Who can perform cosmetic injections varies by state. Some states require that only physicians can inject while others, like Minnesota, have very vague rules and regulations that allow pretty much anyone to inject as long as a physician purchases the product they use, and they are injecting under the medical supervision of a physician. This grey area has led to many unqualified providers jumping into the arena to secure a piece of the pie in the lucrative, cash-based, world of cosmetic injectables.
"I take the safety of my patients very seriously," says Katie. "Not only am I a certified Physician Assistant, but I also work with a supervising physician who is a board-certified plastic surgeon with hospital privileges," she continues. "I have years of experience in not only cosmetic injecting (Katie has been focusing on cosmetic injecting since 2011), but also in hospital operating rooms and working along-side plastic surgeons. I believe patients deserve this assurance of safety."

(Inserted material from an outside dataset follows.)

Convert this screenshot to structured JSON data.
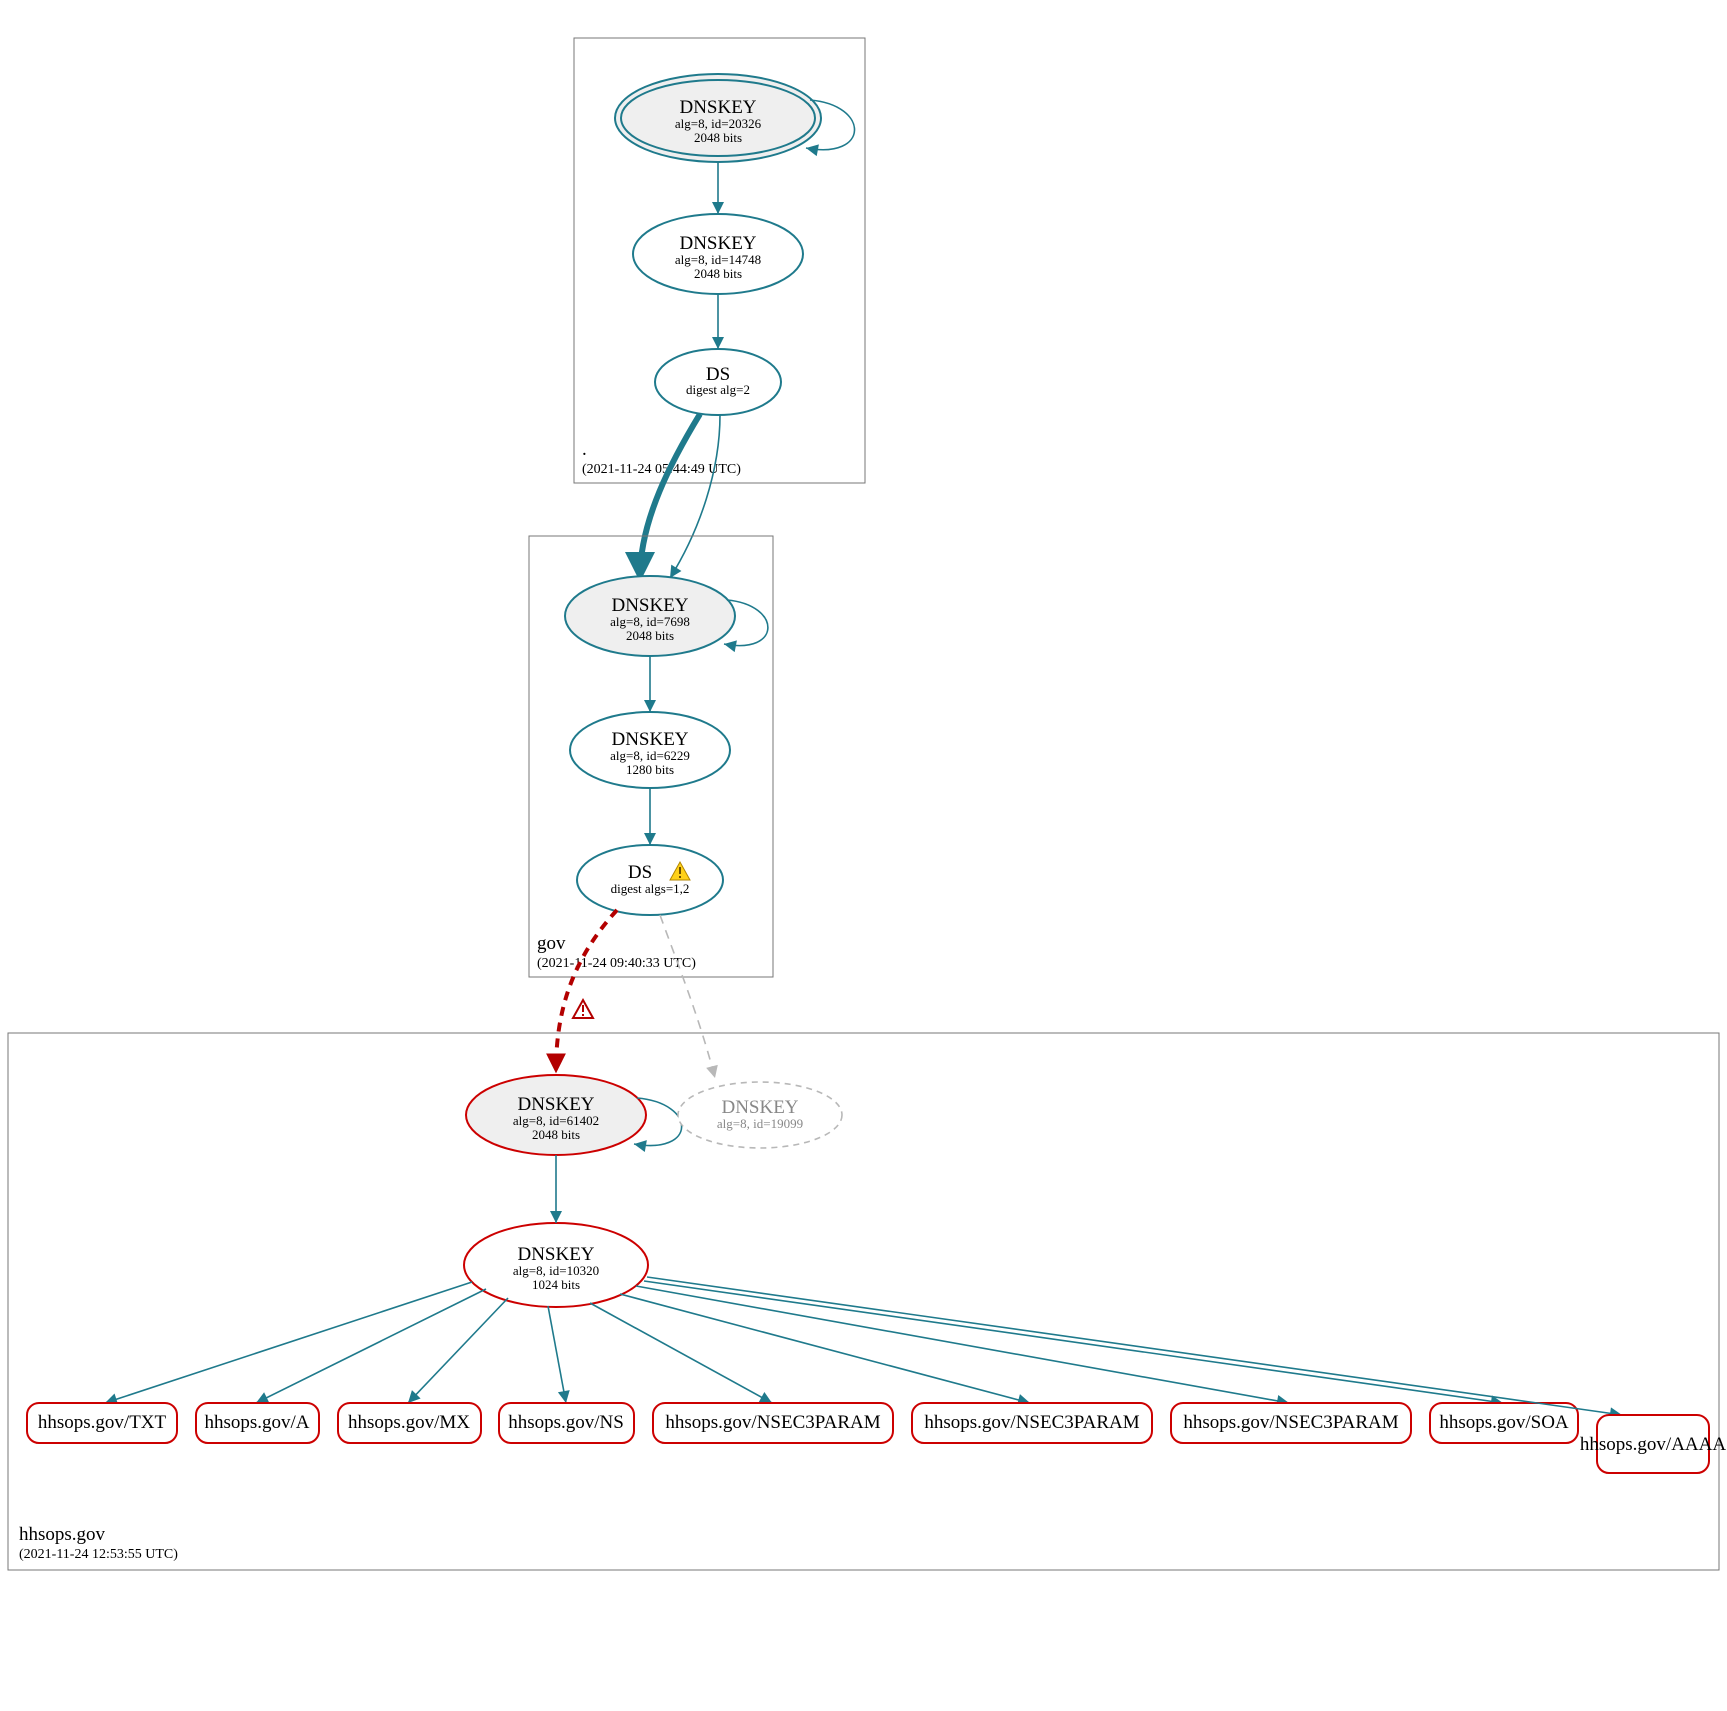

Physician Assistants, or PAs like Katie, are medical professionals who diagnose illness, develop and manage treatment plans, prescribe medications, and often serve as a patient's principal healthcare provider. With thousands of hours of medical training, PAs are versatile and collaborative. PAs practice in every state and in every medical setting and specialty, improving healthcare access and quality.

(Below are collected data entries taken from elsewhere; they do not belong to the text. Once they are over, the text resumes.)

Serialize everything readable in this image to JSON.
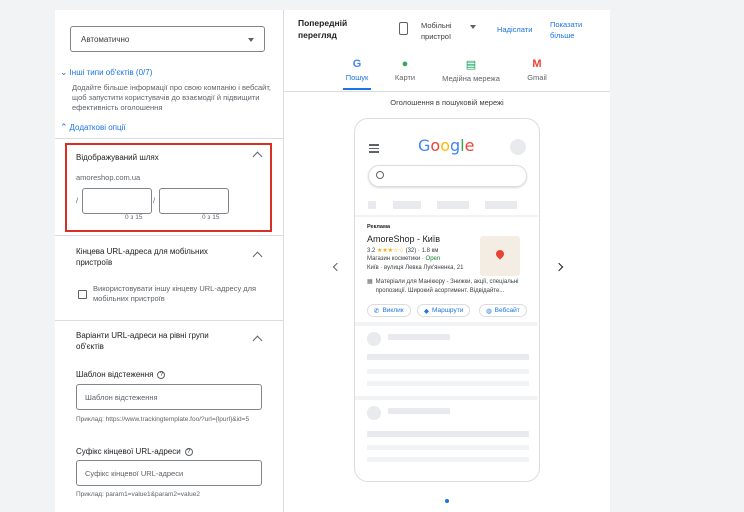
{
  "left": {
    "select_value": "Автоматично",
    "other_types_link": "Інші типи об'єктів (0/7)",
    "other_types_desc": "Додайте більше інформації про свою компанію і вебсайт, щоб запустити користувачів до взаємодії й підвищити ефективність оголошення",
    "extra_options_link": "Додаткові опції",
    "display_path": {
      "title": "Відображуваний шлях",
      "domain": "amoreshop.com.ua",
      "slash": "/",
      "counter1": "0 з 15",
      "counter2": "0 з 15"
    },
    "mobile_url": {
      "title": "Кінцева URL-адреса для мобільних пристроїв",
      "checkbox_label": "Використовувати іншу кінцеву URL-адресу для мобільних пристроїв"
    },
    "adgroup_url": {
      "title": "Варіанти URL-адреси на рівні групи об'єктів",
      "tracking_label": "Шаблон відстеження",
      "tracking_placeholder": "Шаблон відстеження",
      "tracking_example": "Приклад: https://www.trackingtemplate.foo/?url={lpurl}&id=5",
      "suffix_label": "Суфікс кінцевої URL-адреси",
      "suffix_placeholder": "Суфікс кінцевої URL-адреси",
      "suffix_example": "Приклад: param1=value1&param2=value2"
    }
  },
  "preview": {
    "title": "Попередній перегляд",
    "device_label": "Мобільні пристрої",
    "send_link": "Надіслати",
    "show_more_link": "Показати більше",
    "tabs": [
      {
        "label": "Пошук",
        "icon": "G",
        "color": "#4285f4"
      },
      {
        "label": "Карти",
        "icon": "●",
        "color": "#34a853"
      },
      {
        "label": "Медійна мережа",
        "icon": "▤",
        "color": "#0f9d58"
      },
      {
        "label": "Gmail",
        "icon": "M",
        "color": "#ea4335"
      }
    ],
    "network_caption": "Оголошення в пошуковій мережі",
    "google_logo": [
      "G",
      "o",
      "o",
      "g",
      "l",
      "e"
    ],
    "google_colors": [
      "#4285f4",
      "#ea4335",
      "#fbbc05",
      "#4285f4",
      "#34a853",
      "#ea4335"
    ],
    "ad": {
      "badge": "Реклама",
      "title": "AmoreShop - Київ",
      "rating": "3.2",
      "stars": "★★★☆☆",
      "reviews": "(32) · 1.8 км",
      "category": "Магазин косметики ·",
      "status": "Open",
      "address": "Київ · вулиця Левка Лук'яненка, 21",
      "description": "Матеріали для Манікюру - Знижки, акції, спеціальні пропозиції. Широкий асортимент. Відвідайте...",
      "buttons": [
        "Виклик",
        "Маршрути",
        "Вебсайт"
      ]
    }
  }
}
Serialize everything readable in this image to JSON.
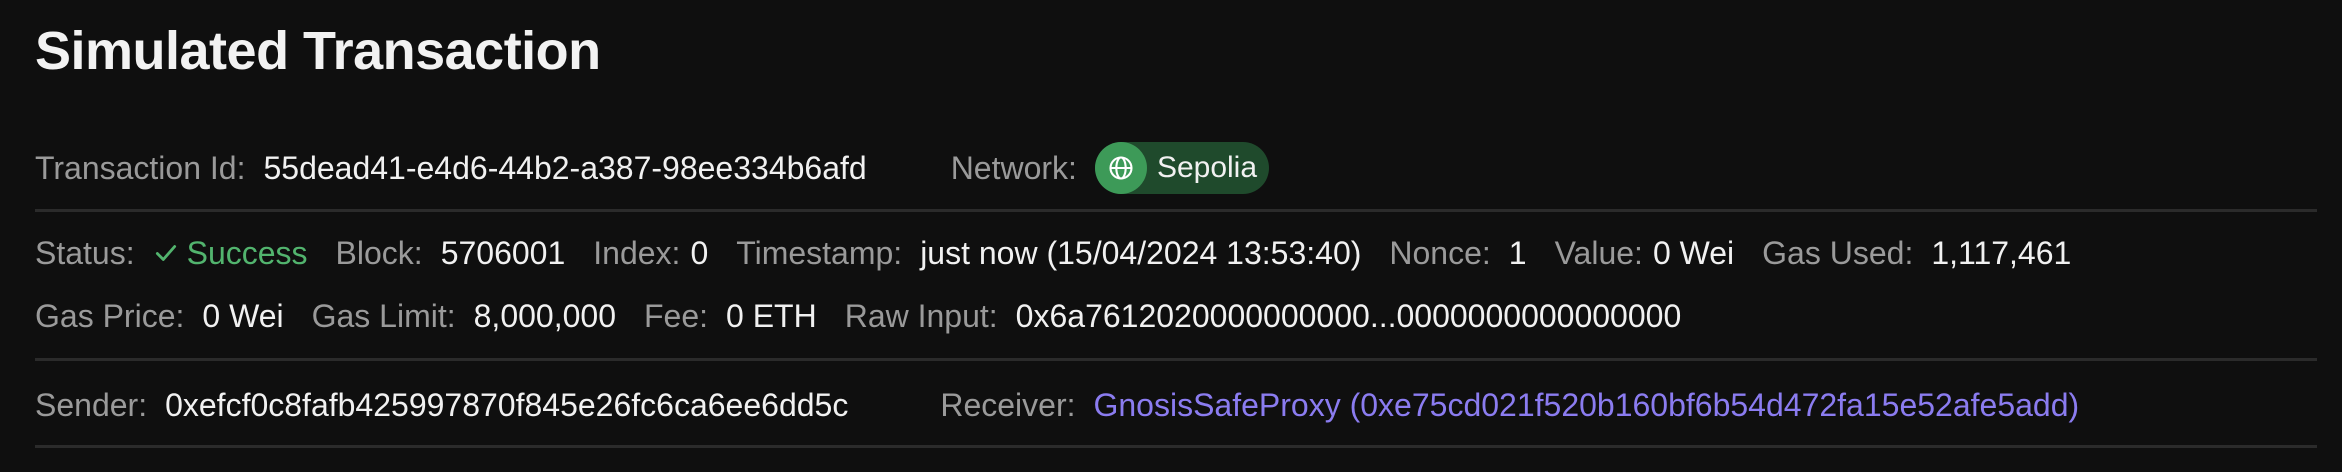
{
  "title": "Simulated Transaction",
  "transaction": {
    "id_label": "Transaction Id:",
    "id_value": "55dead41-e4d6-44b2-a387-98ee334b6afd",
    "network_label": "Network:",
    "network_name": "Sepolia",
    "network_icon": "globe-icon"
  },
  "details": {
    "status_label": "Status:",
    "status_value": "Success",
    "status_icon": "check-icon",
    "block_label": "Block:",
    "block_value": "5706001",
    "index_label": "Index:",
    "index_value": "0",
    "timestamp_label": "Timestamp:",
    "timestamp_value": "just now (15/04/2024 13:53:40)",
    "nonce_label": "Nonce:",
    "nonce_value": "1",
    "value_label": "Value:",
    "value_value": "0 Wei",
    "gas_used_label": "Gas Used:",
    "gas_used_value": "1,117,461",
    "gas_price_label": "Gas Price:",
    "gas_price_value": "0 Wei",
    "gas_limit_label": "Gas Limit:",
    "gas_limit_value": "8,000,000",
    "fee_label": "Fee:",
    "fee_value": "0 ETH",
    "raw_input_label": "Raw Input:",
    "raw_input_value": "0x6a7612020000000000...0000000000000000"
  },
  "parties": {
    "sender_label": "Sender:",
    "sender_value": "0xefcf0c8fafb425997870f845e26fc6ca6ee6dd5c",
    "receiver_label": "Receiver:",
    "receiver_value": "GnosisSafeProxy (0xe75cd021f520b160bf6b54d472fa15e52afe5add)"
  },
  "colors": {
    "background": "#0f0f0f",
    "success": "#52b46e",
    "link": "#8b7cf0",
    "network_badge": "#1f4a2c",
    "network_icon_bg": "#3d9a58"
  }
}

PAs are educated at the master's degree level. There are more than 238 accredited PA programs in the country and admission is highly competitive, requiring a bachelor's degree and completion of courses in basic and behavioral sciences as prerequisites. PA programs are approximately 27 months, or three academic years. PA education and training are based on the medical model, and PAs are educated as medical generalists rather than in one specific specialty.
Most PA programs require at least 1,000 hours of healthcare experience and patient care experience. Incoming PA students bring with them an average of more than 3,000 hours of direct patient contact experience. Laws vary by state, but all PA's must complete an accredited education program and pass the national exam prior to practicing.
"When you see an offer for cosmetic injectables that seems too good to be true, it probably is," says Katie. "First off, if someone needs to advertise their skill at basement bargain pricing to get people in the door that should give you insight into the quality of results you can expect," she explains. "Secondly, you may run the risk of receiving a product that is fake, diluted down, or not even approved or recognized by our FDA - that's dangerous," she continues. "Lastly, like many things in life, you get what you pay for. Do you want to entrust your health and results to a provider that went to two years of beauty school and is now injecting Botox out of a hair salon? I think you deserve better than that."